Keine Wartezeiten, kein Start und Stopp, eine elegantere Straßenführung. Wenn es um die Umgestaltung der Stadt und ihres Verkehrsnetzes geht, sind die Kölnerinnen und Kölner an Kreisverkehren sehr interessiert. Das zeigen Auswertungen von Leserkommentaren auf dem Beteiligungsportal „Senf.App“ (zuvor „Senf.Koeln“), mit dem der „Kölner Stadt-Anzeiger“ kooperiert. Auf dem Portal können Anwohnerinnen und Anwohner ebenso wie interessierte Beobachter Vorschläge für mögliche Optimierungen des Verkehrs und des öffentlichen Raums hinterlegen.
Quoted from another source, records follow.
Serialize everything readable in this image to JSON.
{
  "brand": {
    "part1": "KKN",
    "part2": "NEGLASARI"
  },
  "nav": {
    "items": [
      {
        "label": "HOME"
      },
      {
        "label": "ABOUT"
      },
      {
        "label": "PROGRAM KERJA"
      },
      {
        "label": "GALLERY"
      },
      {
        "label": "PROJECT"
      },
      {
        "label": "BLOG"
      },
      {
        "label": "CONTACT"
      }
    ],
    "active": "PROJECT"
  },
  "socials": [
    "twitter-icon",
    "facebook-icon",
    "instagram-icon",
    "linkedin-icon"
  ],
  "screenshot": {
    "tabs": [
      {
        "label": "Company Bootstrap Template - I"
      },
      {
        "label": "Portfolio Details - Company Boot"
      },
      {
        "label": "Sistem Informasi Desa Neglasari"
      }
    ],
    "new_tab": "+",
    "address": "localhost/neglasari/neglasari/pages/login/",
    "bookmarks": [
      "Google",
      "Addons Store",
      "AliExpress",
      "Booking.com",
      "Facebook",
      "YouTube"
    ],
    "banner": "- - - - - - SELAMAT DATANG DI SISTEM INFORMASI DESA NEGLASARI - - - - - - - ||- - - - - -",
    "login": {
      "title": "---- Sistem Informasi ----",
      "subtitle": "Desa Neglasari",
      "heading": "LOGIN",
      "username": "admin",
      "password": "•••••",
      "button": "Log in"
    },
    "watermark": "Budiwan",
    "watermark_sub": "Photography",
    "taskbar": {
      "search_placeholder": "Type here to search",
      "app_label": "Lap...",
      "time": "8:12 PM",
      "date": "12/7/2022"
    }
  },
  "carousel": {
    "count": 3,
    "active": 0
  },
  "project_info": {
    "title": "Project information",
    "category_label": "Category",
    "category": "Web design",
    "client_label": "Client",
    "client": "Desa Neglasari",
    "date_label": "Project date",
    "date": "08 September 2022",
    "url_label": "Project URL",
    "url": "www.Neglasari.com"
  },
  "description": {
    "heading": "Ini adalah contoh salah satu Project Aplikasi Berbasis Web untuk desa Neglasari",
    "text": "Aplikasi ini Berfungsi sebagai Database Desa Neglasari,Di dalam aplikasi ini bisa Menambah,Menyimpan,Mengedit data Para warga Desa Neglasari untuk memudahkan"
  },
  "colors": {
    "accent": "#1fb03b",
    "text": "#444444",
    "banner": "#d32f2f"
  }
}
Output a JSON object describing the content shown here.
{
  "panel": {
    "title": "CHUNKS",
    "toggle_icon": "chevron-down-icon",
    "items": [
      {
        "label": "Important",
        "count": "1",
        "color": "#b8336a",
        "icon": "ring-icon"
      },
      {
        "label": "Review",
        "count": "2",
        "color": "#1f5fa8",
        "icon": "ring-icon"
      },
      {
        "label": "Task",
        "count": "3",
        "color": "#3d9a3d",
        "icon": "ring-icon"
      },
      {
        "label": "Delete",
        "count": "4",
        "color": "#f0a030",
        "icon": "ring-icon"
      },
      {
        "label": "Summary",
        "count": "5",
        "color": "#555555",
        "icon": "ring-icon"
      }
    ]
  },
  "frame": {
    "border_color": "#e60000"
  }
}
Die Einrichtung von Kreisverkehren wird an zahlreichen Stellen gefordert und diskutiert, kein Thema bewegt die Kölnerinnen und Kölner im Rahmen der Online-Befragung mehr. Auch die Stadtverwaltung sieht in dem Thema großes Potenzial, um die Verkehrswende voranzutreiben und den Verkehrsfluss insgesamt zu verbessern.

„In Kreisverkehren ist die Fahrgeschwindigkeit nachgewiesenermaßen niedriger als an gewöhnlichen Kreuzungen, wodurch die Verkehrssicherheit erhöht wird“, dies sei ein entscheidender Vorteil, sagte ein Stadtsprecher dem „Kölner Stadt-Anzeiger“. Kreisverkehre seien zudem übersichtlicher und einfacher zu verstehen. Außerdem können Kreisverkehre laut Stadt leistungsfähiger sein als Kreuzungen, die mit Vorfahrt oder Ampeln geregelt sind.

Zahlreiche Kölner fordern neuen Kreisverkehr in der Innenstadt

Doch es gibt auch hier, wie immer in der Verkehrsgestaltung, häufig Konflikte. „Nachteile können sich im Einzelfall für den Fuß- und Radverkehr ergeben, beispielsweise durch längere Entfernungen für Fußgänger“, heißt es von der Stadt weiter. Knotenpunkte mit einer dominierenden Fahrtrichtung und weniger befahrenen Nebenstraßen etwa seien weniger gut für Kreisverkehre geeignet.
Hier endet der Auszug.